1

I have this regex which detects all words:

\b[^\d\W]+\b

And I have this regex to detect quoted texts:

\'[^\".]*?\'|\"[^\'.]*?\"

Is there a regex which can detect words which are not in quotes(both single and double)?

example:

import re
a = "big mouse eats cheese? \"non-detected string\" 'non-detected string too' hello guys"
re.findall(some_regex, a)

It should output this ['big', 'mouse', 'eats', 'cheese', 'hello', 'guys']

I know I can use re.sub() to detect the quoted text and then replace it with a blank string but thats what I don't want to do.

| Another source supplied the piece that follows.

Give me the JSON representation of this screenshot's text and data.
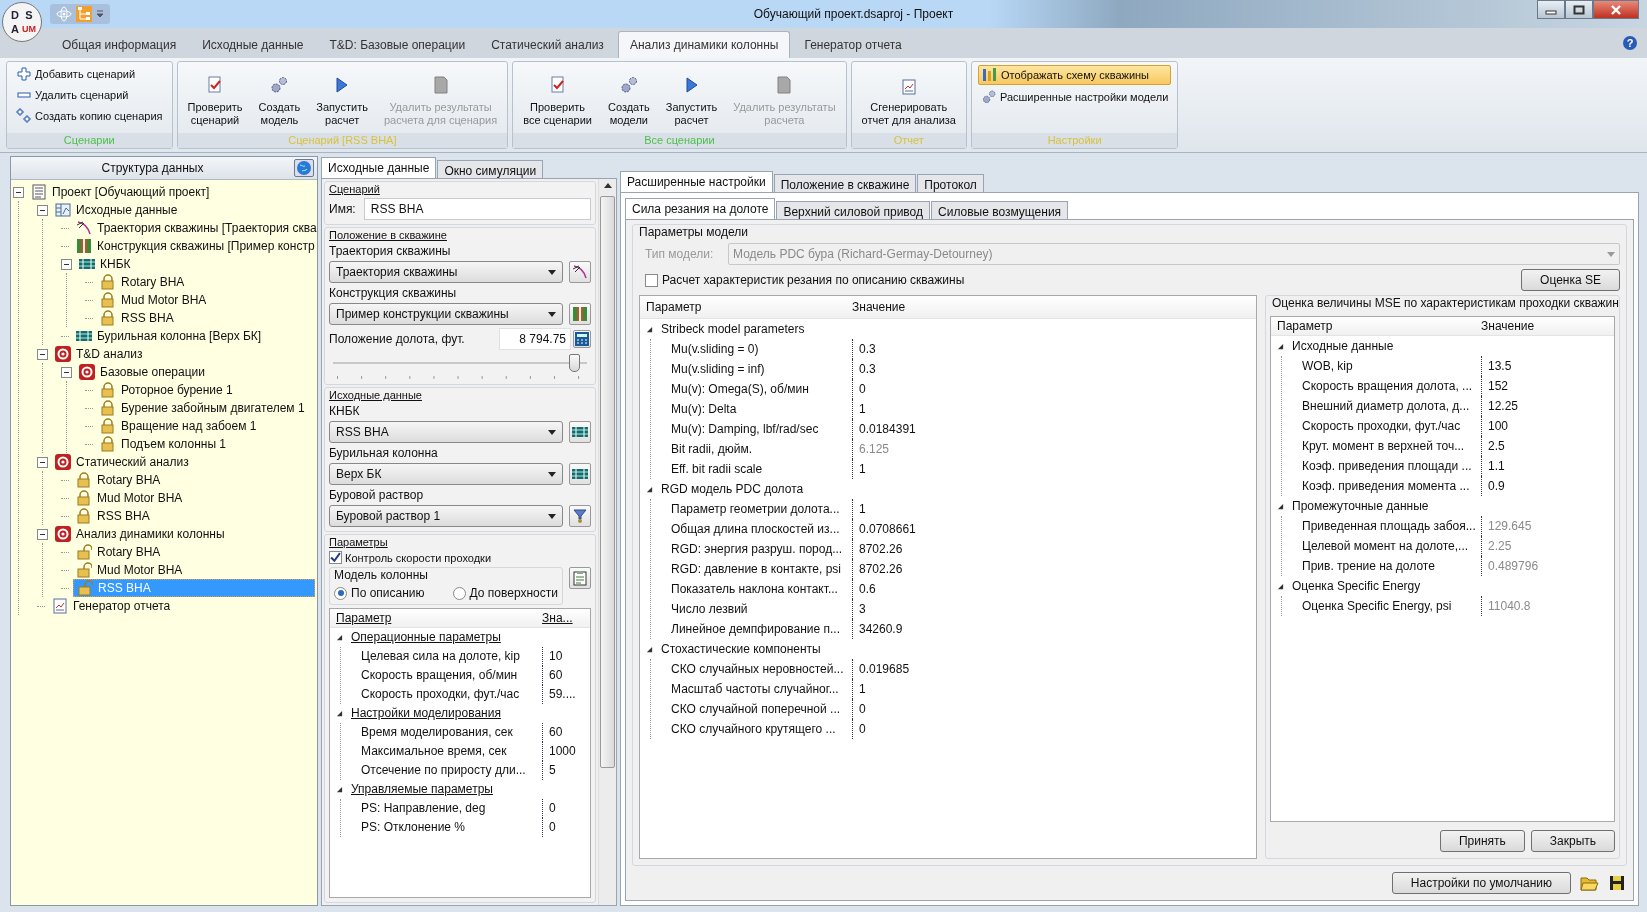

I also looked up this page regex match keywords that are not in quotes and tried this (^([^"]|"[^"]*")*)|(^([^']|'[^']*')*) but it didn't work A regex to detect string not enclosed in double quotes also tried this (?<![\S"])([^"\s]+)(?![\S"])|(?<![\S'])([^'\s]+)(?![\S']) both detected all words

Ibrahim
  • 798
  • 6
  • 26

1 Answers1

1

You can use

import re
a = '''big mouse eats cheese? "non-detected string" 'non-detected string too' hello guys'''
print( [x for x in re.findall(r'''"[^"]*"|'[^']*'|\b([^\d\W]+)\b''', a) if x])
# => ['big', 'mouse', 'eats', 'cheese', 'hello', 'guys']

See the Python demo. The list comprehension is used to post-process the output to remove empty items that result from matching the quoted substrings.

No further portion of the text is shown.